I’ve spent a lot of time in the work of Edward Bernays. I like his techniques rather than maybe his ethos as some of his work is pretty dark. To get more people to smoke Lucky Strike he made green the most fashionable colour of the season. He’s the chap that can be held responsible for persuading ladies to smoke at a time when they didn’t in public, by getting débutantes and linking smoking to the women’s rights movement by rebranding cigarettes as torches to freedom.
Where does your inspiration come from?
We have an epic gustatory library. I’ve got a network of antiquarian book dealers up and down the country so they come straight to me whenever they have anything really rather unusual – wondrous books like Sophia Loren’s cookbook or the White Trash Cookbook, which has surprisingly good photography. We’ve got Salvador Dali’s cookbook, which is bonkers and brilliant.

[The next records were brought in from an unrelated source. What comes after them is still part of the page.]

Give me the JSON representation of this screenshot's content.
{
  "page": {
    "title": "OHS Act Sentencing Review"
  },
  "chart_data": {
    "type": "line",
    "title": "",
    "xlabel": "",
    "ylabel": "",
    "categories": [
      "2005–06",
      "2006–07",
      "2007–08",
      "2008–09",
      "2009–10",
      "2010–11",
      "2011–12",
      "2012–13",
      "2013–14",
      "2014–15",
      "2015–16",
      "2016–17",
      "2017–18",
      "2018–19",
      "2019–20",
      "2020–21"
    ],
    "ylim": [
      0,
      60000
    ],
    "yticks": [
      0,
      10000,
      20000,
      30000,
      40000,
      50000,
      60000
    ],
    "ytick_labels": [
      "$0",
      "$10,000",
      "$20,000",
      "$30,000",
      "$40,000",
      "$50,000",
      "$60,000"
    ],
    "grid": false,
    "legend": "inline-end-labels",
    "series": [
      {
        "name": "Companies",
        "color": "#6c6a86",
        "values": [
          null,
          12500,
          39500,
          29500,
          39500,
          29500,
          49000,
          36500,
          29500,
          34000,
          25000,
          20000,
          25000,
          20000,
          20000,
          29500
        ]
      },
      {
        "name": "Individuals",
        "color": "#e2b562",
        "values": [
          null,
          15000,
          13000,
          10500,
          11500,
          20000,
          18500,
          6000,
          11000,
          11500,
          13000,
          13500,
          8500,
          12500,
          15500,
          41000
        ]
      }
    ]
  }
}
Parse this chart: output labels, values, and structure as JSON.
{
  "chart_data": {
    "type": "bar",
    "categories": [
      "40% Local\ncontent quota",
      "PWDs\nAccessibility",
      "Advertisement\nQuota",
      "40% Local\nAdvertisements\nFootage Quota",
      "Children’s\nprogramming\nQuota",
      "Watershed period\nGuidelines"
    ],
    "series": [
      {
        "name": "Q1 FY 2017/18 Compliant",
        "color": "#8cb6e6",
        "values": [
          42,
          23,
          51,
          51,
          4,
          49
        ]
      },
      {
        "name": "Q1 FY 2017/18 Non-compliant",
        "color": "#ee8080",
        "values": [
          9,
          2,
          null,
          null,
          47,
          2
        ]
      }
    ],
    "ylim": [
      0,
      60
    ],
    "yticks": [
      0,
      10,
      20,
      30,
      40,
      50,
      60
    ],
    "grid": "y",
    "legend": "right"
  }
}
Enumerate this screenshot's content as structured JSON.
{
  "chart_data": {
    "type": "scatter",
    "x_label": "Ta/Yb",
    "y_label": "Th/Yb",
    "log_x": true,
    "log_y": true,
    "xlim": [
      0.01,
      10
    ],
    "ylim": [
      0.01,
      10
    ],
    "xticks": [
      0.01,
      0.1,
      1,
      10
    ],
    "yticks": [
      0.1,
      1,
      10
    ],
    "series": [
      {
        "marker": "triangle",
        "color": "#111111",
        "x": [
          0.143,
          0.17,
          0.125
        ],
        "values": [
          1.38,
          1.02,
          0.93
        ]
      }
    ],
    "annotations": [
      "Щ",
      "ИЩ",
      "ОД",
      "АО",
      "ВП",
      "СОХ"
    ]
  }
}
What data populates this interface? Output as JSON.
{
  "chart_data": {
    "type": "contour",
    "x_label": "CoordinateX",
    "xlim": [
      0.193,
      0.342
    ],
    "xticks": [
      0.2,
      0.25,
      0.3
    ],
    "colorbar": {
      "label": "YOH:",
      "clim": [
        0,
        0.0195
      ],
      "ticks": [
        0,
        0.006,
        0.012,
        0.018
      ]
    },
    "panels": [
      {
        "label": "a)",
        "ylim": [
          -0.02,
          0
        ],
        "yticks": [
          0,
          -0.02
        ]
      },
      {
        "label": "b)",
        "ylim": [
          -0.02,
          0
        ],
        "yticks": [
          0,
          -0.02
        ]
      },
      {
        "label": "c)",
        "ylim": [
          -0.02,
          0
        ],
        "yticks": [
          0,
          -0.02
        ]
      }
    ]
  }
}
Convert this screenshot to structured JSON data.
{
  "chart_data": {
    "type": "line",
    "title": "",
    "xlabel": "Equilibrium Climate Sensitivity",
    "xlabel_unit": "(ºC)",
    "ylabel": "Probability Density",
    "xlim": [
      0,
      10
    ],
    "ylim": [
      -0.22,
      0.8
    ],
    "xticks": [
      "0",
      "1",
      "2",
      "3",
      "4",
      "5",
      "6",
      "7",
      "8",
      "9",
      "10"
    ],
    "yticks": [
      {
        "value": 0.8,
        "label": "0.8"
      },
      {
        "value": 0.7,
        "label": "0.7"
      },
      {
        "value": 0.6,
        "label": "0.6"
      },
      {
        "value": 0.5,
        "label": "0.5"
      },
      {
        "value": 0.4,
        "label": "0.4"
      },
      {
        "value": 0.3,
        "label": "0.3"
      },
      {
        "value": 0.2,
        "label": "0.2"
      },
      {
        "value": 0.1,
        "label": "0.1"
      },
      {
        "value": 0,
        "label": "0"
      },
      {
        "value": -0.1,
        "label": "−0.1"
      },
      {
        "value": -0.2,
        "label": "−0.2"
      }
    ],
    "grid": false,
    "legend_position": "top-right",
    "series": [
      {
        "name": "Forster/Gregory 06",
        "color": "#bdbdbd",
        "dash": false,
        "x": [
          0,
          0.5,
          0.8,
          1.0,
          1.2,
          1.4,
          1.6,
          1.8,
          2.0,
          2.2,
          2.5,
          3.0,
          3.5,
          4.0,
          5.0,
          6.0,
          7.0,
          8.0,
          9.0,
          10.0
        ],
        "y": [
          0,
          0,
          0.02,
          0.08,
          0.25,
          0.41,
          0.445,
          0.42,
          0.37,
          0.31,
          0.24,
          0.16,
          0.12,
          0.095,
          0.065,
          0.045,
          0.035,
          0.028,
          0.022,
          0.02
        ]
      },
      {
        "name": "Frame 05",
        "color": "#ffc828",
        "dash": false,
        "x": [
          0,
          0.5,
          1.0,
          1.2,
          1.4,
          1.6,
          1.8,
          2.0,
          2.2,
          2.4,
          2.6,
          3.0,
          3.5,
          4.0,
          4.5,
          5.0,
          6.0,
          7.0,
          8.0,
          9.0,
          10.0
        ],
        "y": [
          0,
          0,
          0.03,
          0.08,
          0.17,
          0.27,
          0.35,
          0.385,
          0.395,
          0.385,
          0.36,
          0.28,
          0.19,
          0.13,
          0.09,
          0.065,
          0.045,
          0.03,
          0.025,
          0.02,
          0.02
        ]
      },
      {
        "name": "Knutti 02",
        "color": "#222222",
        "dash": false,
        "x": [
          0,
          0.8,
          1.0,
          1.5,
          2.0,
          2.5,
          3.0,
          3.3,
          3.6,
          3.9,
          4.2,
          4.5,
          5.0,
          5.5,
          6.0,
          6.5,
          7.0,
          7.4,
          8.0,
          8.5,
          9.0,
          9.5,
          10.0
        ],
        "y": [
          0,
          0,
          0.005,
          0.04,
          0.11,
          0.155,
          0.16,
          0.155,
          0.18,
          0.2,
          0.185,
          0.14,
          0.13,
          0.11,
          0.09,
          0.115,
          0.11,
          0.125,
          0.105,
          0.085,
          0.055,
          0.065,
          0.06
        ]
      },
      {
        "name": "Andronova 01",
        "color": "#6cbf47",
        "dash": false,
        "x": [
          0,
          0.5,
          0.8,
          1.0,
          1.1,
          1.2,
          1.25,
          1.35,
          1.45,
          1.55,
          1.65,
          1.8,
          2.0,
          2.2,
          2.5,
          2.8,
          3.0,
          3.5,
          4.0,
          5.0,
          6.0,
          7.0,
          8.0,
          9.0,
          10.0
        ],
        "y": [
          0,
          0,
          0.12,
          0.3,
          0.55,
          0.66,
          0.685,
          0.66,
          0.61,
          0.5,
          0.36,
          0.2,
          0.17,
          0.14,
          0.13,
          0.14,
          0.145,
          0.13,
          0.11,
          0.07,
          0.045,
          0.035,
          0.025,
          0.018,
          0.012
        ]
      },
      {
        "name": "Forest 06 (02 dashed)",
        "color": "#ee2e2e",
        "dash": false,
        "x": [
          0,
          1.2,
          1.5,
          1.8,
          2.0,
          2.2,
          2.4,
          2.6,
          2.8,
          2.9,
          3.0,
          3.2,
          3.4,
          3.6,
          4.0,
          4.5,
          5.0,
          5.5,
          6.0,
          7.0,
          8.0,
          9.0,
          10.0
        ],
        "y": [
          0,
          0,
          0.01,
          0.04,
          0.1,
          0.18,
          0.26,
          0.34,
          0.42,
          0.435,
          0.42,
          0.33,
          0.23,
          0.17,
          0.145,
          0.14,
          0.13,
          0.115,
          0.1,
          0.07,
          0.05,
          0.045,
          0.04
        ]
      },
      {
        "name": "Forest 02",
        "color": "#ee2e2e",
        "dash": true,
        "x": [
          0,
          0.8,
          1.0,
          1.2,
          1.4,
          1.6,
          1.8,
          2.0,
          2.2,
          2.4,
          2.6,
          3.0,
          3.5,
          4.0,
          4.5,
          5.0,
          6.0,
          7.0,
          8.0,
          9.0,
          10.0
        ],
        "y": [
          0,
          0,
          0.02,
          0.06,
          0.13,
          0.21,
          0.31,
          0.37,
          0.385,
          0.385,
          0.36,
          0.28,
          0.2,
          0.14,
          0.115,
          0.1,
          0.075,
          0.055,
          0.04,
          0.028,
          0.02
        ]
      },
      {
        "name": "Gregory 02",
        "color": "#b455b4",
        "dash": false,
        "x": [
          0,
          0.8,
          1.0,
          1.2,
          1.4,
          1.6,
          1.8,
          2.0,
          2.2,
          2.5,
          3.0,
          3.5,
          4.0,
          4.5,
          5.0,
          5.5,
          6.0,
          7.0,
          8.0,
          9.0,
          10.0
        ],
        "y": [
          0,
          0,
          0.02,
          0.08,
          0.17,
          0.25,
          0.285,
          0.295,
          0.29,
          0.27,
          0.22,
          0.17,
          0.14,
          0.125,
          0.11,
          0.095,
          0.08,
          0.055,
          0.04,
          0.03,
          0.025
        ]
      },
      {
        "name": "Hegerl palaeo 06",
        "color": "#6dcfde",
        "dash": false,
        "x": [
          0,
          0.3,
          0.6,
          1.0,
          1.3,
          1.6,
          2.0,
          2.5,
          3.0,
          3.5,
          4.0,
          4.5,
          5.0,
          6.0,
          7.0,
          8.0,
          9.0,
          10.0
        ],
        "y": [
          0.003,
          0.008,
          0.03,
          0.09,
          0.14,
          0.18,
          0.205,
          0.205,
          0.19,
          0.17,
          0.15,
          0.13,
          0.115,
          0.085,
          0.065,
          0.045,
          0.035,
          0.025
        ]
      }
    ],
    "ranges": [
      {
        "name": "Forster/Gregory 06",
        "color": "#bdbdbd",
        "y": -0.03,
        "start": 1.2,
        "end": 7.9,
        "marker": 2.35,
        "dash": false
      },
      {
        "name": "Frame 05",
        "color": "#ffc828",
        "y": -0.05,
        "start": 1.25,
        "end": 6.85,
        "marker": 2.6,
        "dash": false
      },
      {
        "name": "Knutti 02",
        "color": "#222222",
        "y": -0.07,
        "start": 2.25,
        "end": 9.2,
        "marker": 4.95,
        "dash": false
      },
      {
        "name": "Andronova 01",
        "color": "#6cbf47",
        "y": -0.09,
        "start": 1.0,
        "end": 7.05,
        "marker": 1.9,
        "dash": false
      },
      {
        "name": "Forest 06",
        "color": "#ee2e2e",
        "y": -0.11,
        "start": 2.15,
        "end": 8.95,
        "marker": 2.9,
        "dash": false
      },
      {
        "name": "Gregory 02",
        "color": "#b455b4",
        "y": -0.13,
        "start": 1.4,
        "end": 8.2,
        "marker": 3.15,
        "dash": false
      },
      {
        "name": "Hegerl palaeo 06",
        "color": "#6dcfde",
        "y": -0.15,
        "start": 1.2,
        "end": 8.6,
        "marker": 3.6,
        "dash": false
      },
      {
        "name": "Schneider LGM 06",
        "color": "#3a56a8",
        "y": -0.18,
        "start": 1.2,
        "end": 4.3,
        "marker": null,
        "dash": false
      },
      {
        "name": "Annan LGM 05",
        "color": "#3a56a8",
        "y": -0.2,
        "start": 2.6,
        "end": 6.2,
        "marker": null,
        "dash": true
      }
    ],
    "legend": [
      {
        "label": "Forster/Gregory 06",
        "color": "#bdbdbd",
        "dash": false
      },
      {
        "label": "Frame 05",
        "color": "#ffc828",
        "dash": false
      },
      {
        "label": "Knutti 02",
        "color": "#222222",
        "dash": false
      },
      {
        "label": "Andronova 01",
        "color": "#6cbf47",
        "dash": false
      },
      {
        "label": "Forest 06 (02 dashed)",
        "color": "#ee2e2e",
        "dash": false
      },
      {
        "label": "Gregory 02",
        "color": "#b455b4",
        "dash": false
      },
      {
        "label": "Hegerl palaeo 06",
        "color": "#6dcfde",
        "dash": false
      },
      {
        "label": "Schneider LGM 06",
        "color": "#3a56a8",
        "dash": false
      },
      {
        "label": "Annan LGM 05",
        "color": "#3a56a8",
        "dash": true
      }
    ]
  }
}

All of this is go-to creativity for us whenever we start a project.
Which project do you wish you’d worked on?
I’d like to scale up some of the stuff we’ve done, such as cooking with lava – a banquet for 500 people for a sort of lava party including music acts duetting with seismic activity. You can use lava to do other things like heat hot tubs – it’s very exciting and looks like the apocalypse is happening as you do it.
Any gripes at the moment?
There are two words in the ad industry that make me angry – one which is brave. Asking if the client is going to be brave, is for me like asking if they’re going to spunk their money on something that’s probably inappropriate for them. It makes it sound like we’re selling snake oil where it’s not needed.
The other is creativity. We are constantly told, gosh you’re so creative. But I don’t come from a creative background. I studied geography and I used to work in financial marketing. There’s this strange enshrining of so-called creativity, which I think can be very hobbling for many people.
Creativity is something that can be taught, something you can learn very easily. Creatives in ad agencies actually don’t often make real things and it means that their creative vision is so divorced from the practical reality, so the results often aren’t that impressive or they’ve very abstract. If you’ve only got to make an advert, it doesn’t really have to be real.
How can marketing change the world?
I almost see brands now as the major patrons. You look back at some of the greatest artists throughout history and marvel at their skill and practice, and what we tend to forget is that they had patrons too, the power mongers of the day. Given that it’s the brands that now have the wealth to commission the work, I always look at brands to be those creative patrons. Perhaps in many years’ time that will be the work that remains as a testament to our culture. One of the things that’s wonderful is that brands are able to make things happen that make people’s lives delightful, which is wonderful.